MPU Meeting Wednesday 13th December 2017

Inventory

Chris has contributed a clientreport Management module which detects BMCs and DRACs and their firmware versions.

LCFG Client

  • Stephen has fixed Bug:1022 reported by George Ross: the behaviour of qxprof -p with a null argument had changed with the v4 client.
  • There's a new "check" function which will be rolled out after testing is complete.
  • Stephen has run the code through the Coverity code scanner, and this flagged up a few issues. The code scanner hadn't been used for a few months because it needs Debian Stable to run in.
  • The Programmer's Guide has been expanded.

Miscellaneous Development

  • The latest dsu is now available for servers on the develop release. At the same time we're dropping dsu from SL6.
  • The latest qemu-kvm-ev packages have been added to kvm-rhev.h for servers running SL 7.4.
  • The Centos Virtualization SIG is now packaging the latest libvirt RPMs. We'll make them available as options. We'll then test the latest libvirt client with Ian to see if it fixes the conserver memory leak problem.
  • Stephen has fixed Bug:1023 - the upgrade to SL 7.4 wasn't triggering a final reboot because the lcfg-release-el7 package hadn't been updated.

Operational

  • There's a patch for the OpenAFS getcwd() bug. Stephen will build new OpenAFS packages this week.
  • The LCFG Annual Review of 2017 was held on 8 December.
  • The LCFG chatroom has moved to Slack. If you have an ed.ac.uk email address you can sign up via this address. If you don't have an ed.ac.uk address, contact us for an invitation. Anyone who is interested in discussing topics related to LCFG is very welcome to join the workspace.
  • There's now a mirror of our Inf package bucket on the IS LCFG service, as a backup.
  • We could virtualise our LCFG DR server on IS infrastructure. We'll consider this idea.
  • (From the Annual Review page) We would like to move the LCFG source code repository from svn.lcfg.org onto a separate host. This might provide us with an opportunity to switch revision-control system to something like git. SEE are using gitea so we could provide an interface like that. We would also like to make the LCFG code more accessible/searchable so a mirror on a hosted service such as gitlab.com would be nice, this might help raise the profile of the project. It would also be somewhere we could upload source tar files to make bootstrapping new platforms simpler.
    • Chris adds: Tim Colles' blog post Migrating from svn to git while splitting repository might be of interest here as it covers a number of techniques they had to explore in order to properly conserve a rather convoluted revision history when splitting a repository and migrating to git.
    • Splitting the LCFG svn repository should remove one of the obstacles to adoption of the recommendations of Ian Durkacz' recent security paper.
  • As part of this year's spending round, Alastair asked if the package cache servers could be virtualised. We discussed a number of points:
    • They were made physical so that (after, say, a power outage at a site) they could be up and running before the KVM servers, in order to minimise the number of machines encountering long updaterpms timeouts while booting. So, the updaterpms timeouts are a problem. We came up with a couple of ideas to tackle them:
      • When updaterpms fails to contact a package server it could fail over to another server instead of (currently) simply failing. This would be easier to do if the package servers address configuration was moved from DNS to a new updaterpms configuration file. This could specify the names of packages servers for updaterpms to use, and these servers could be given weightings.
      • The timeout periods were set years ago.
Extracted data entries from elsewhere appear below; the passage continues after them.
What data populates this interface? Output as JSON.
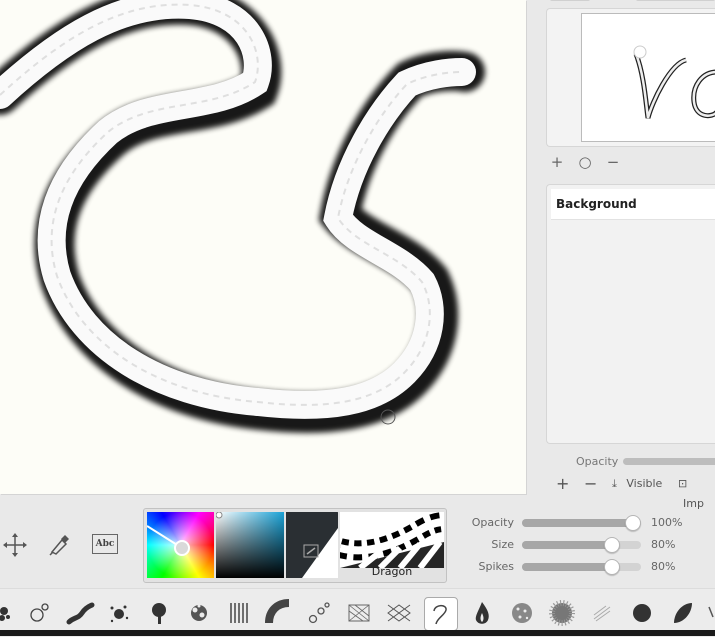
{
  "navigator": {
    "controls": [
      {
        "name": "zoom-in",
        "glyph": "+"
      },
      {
        "name": "zoom-reset",
        "glyph": "○"
      },
      {
        "name": "zoom-out",
        "glyph": "−"
      }
    ]
  },
  "layers": {
    "items": [
      {
        "name": "Background"
      }
    ],
    "opacity_label": "Opacity",
    "controls": {
      "add": "+",
      "remove": "−",
      "visible": "Visible",
      "import": "Imp"
    }
  },
  "tools": [
    "move-tool",
    "eyedropper-tool",
    "text-tool"
  ],
  "text_tool_glyph": "Abc",
  "brush": {
    "name": "Dragon",
    "active_color": "#1aa2d6"
  },
  "sliders": [
    {
      "label": "Opacity",
      "value": "100%",
      "level": 1.0
    },
    {
      "label": "Size",
      "value": "80%",
      "level": 0.8
    },
    {
      "label": "Spikes",
      "value": "80%",
      "level": 0.8
    }
  ],
  "brushes": [
    "blob-brush",
    "bubbles-brush",
    "stroke-brush",
    "splatter-brush",
    "drip-brush",
    "scatter-brush",
    "lines-brush",
    "fan-brush",
    "chain-brush",
    "hatch-brush",
    "cross-hatch-brush",
    "dragon-brush",
    "flame-brush",
    "sponge-brush",
    "noise-brush",
    "sketch-brush",
    "ink-blot-brush",
    "leaf-brush"
  ],
  "active_brush": "dragon-brush"
}
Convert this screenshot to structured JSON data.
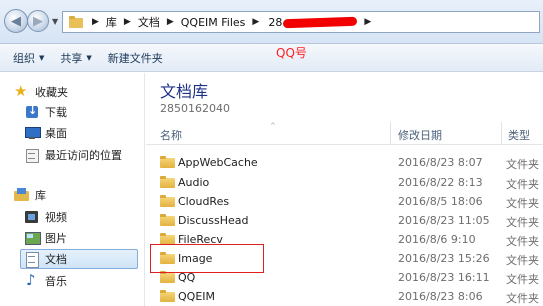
{
  "address": {
    "back_arrow": "◀",
    "fwd_arrow": "▶",
    "crumbs": [
      "库",
      "文档",
      "QQEIM Files"
    ],
    "redacted_prefix": "28",
    "separator": "▶"
  },
  "annotation": {
    "qq_label": "QQ号",
    "color": "#ff2020"
  },
  "toolbar": {
    "organize": "组织",
    "share": "共享",
    "new_folder": "新建文件夹",
    "caret": "▼"
  },
  "sidebar": {
    "favorites": {
      "title": "收藏夹",
      "items": [
        "下载",
        "桌面",
        "最近访问的位置"
      ]
    },
    "libraries": {
      "title": "库",
      "items": [
        "视频",
        "图片",
        "文档",
        "音乐"
      ],
      "selected": "文档"
    }
  },
  "main": {
    "library_title": "文档库",
    "library_subtitle": "2850162040",
    "columns": {
      "name": "名称",
      "modified": "修改日期",
      "type": "类型",
      "sort_glyph": "^"
    },
    "rows": [
      {
        "name": "AppWebCache",
        "date": "2016/8/23 8:07",
        "type": "文件夹"
      },
      {
        "name": "Audio",
        "date": "2016/8/22 8:13",
        "type": "文件夹"
      },
      {
        "name": "CloudRes",
        "date": "2016/8/5 18:06",
        "type": "文件夹"
      },
      {
        "name": "DiscussHead",
        "date": "2016/8/23 11:05",
        "type": "文件夹"
      },
      {
        "name": "FileRecv",
        "date": "2016/8/6 9:10",
        "type": "文件夹"
      },
      {
        "name": "Image",
        "date": "2016/8/23 15:26",
        "type": "文件夹"
      },
      {
        "name": "QQ",
        "date": "2016/8/23 16:11",
        "type": "文件夹"
      },
      {
        "name": "QQEIM",
        "date": "2016/8/23 8:06",
        "type": "文件夹"
      }
    ],
    "highlighted_row": "Image"
  }
}
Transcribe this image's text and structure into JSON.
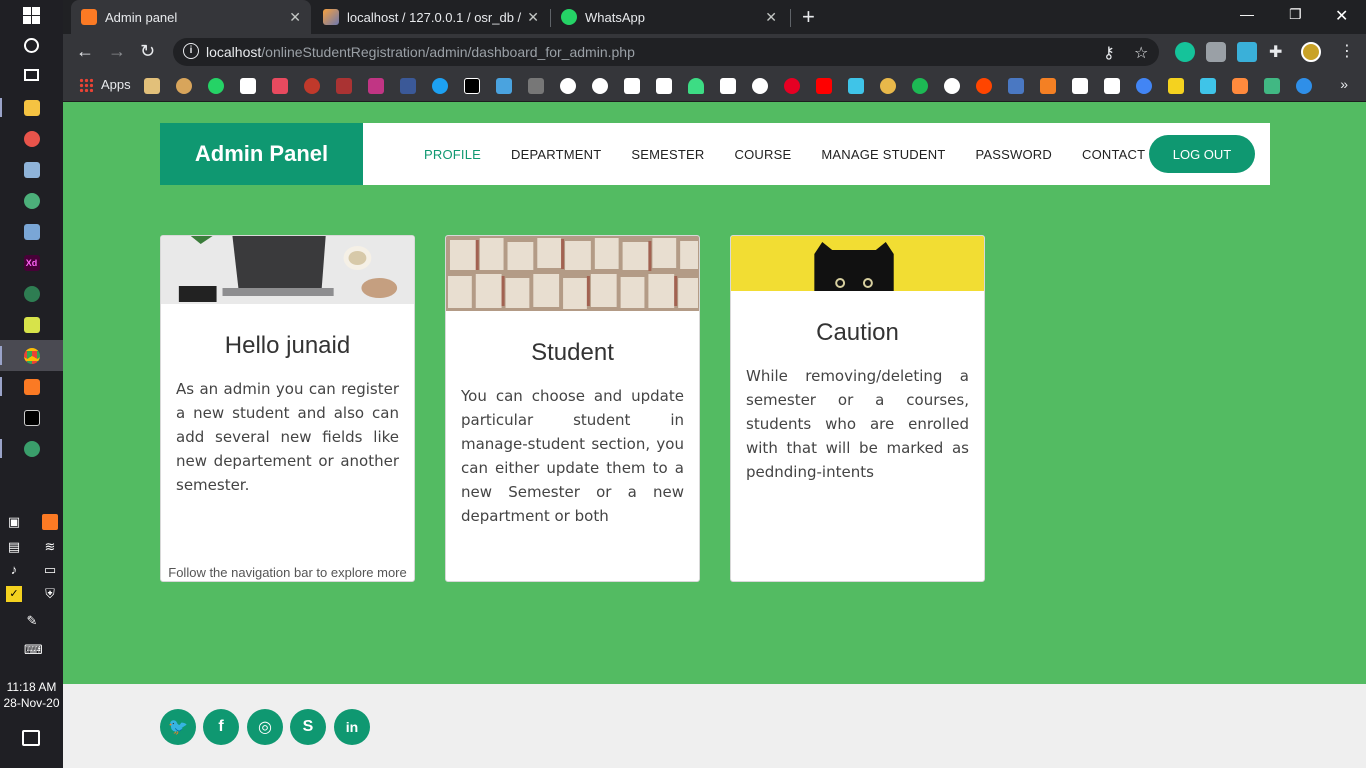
{
  "taskbar": {
    "clock_time": "11:18 AM",
    "clock_date": "28-Nov-20"
  },
  "browser": {
    "tabs": [
      {
        "title": "Admin panel",
        "active": true
      },
      {
        "title": "localhost / 127.0.0.1 / osr_db / ad",
        "active": false
      },
      {
        "title": "WhatsApp",
        "active": false
      }
    ],
    "url_host": "localhost",
    "url_path": "/onlineStudentRegistration/admin/dashboard_for_admin.php",
    "bookmarks_apps_label": "Apps"
  },
  "navbar": {
    "brand": "Admin Panel",
    "links": [
      "PROFILE",
      "DEPARTMENT",
      "SEMESTER",
      "COURSE",
      "MANAGE STUDENT",
      "PASSWORD",
      "CONTACT"
    ],
    "logout": "LOG OUT"
  },
  "cards": [
    {
      "title": "Hello junaid",
      "text": "As an admin you can register a new student and also can add several new fields like new departement or another semester.",
      "footer": "Follow the navigation bar to explore more"
    },
    {
      "title": "Student",
      "text": "You can choose and update particular student in manage-student section, you can either update them to a new Semester or a new department or both"
    },
    {
      "title": "Caution",
      "text": "While removing/deleting a semester or a courses, students who are enrolled with that will be marked as pednding-intents"
    }
  ],
  "footer": {
    "social": [
      "twitter",
      "facebook",
      "instagram",
      "skype",
      "linkedin"
    ],
    "social_glyphs": [
      "🐦",
      "f",
      "◎",
      "S",
      "in"
    ]
  },
  "colors": {
    "accent": "#0f9871",
    "page_bg": "#53bb62"
  }
}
We should review them - we could perhaps massively cut the timeout period.
    • The package cache servers currently also act as our PXE servers. It would make more sense to house the PXE service on the network servers, where the DHCP service lives.
    • We should check the network usage of our package servers. Are any of them network bound? Should we upgrade to 10G network interfaces?
  • Another spending idea was to provide more disk space for the KVM servers. In particular we should bear in mind that our IBM SAN is now 7 years old and is out of warranty and no longer on maintenance, so we should consider providing enough extra space for the Forum-based KVM servers that we could take the IBM out of service. We could then remove Fibre Channel from those servers.
    • Chris will check the KVM servers for any unnecessary unused storage left over from migrations.
    • Chris will warn the owners of VMs using IBM-based pools about the IBM's age and status.
  • Chris will separate out our list of HTTP sites with text entry boxes so that it can be linked into the Operational meeting minutes.
  • Alastair has helped out with the US Unit SL7 server upgrades:
    • SL6 release testing is no longer needed so bigglesvb2 has been turned off.
    • The student discussion forum service isn't currently in use so forteviotvb2 has been disabled. *_hp1_ has been turned off, but it needs to be physically decommissioned.
    • The ANC web server nimrodkvm was getting traffic only from web crawlers, so apacheconf and ipfilter have been disabled. We'll wait for any reaction before going further. Neil has the contents of it backed up.
  • We need some written procedures for turning a DICE machine into a self-managed machine. Stephen will do this.

This Week

  • Alastair
    • Inventory project
      • continue working through TartarusWorkFlow
      • Document clientreport (eg how to add modules)
      • Document order sync code
      • Document hpreport processing script
      • Continue work on RESTful API - TartarusRESTAPI
      • Document REST API
      • Write more of the ii commands and document as writing.
      • Start work on final report!
      • Continue with REST API testing framework
      • Consider what else needs done other than docs and tidying and backups
      • Blog something....take dev meeting talks
      • and give details on how Tartarus tables are accessed to Ian D for inclusion in his privileged access discussion paper
      • Look at postgresql replication
    • Deploy encrypted /tmp and swap conversion script
      • Need to warn users that Gnome3 may pop up a window about /tmp being full (when script is run)
      • Now down to 3 user desktops
    • Schedule MPU meeting to discuss systemd ordering
    • Check sysmans (et al) have 'nograce'.
    • Take a look at RT #78875
    • Look at /etc/hosts - dns issue (IPV6?)
      • work out what we need to fix current problem
    • Circulate info on RH7.3 systemd changes we may wish to consider
    • RT actions (as agreed)
    • Implement change to kvmtool to allow KVMs to be marked as disabled
    • Look at Stephen's 'Thoughts on shell components'
    • Look at MPUActivitiesList
    • Start looking at https and computing.help (remove assumption that https means want cosign login)
      • wait on Neil's efforts with EdWeb
    • Chase Alison about LCFG check monitoring ( start doing again )
    • Investigate systemd reboot bug on gaivota and add some more debugging (store tree diff somewhere)
    • Try latest vdice.ova (sensa) and steno and record problems in detail
    • If in Forum server room, review MPU rack usage
    • Review 'ssh on a mac'
    • Start upgrading MPU servers to 7.4
    • Get costings for increasing storage space for Forum KVM servers (and get assertive in new year about tidying up old VMs)

  • Chris
    • Inventory project
      • Continue work on clientreport modules for replacing firmwarereport
    • Look at MPUActivitiesList
    • Look at RT
    • Continue work on SL7 coordination final project report (currently pending other units completing)
    • Ship latest Virtual DICE (once Alastair double checked at home on Windoze)
    • If in Forum server room, review MPU rack usage
    • Update MPUPackageRepository
    • Start upgrading MPU servers to 7.4
    • Make latest libvirt available and test for memory leaks (wrt console servers)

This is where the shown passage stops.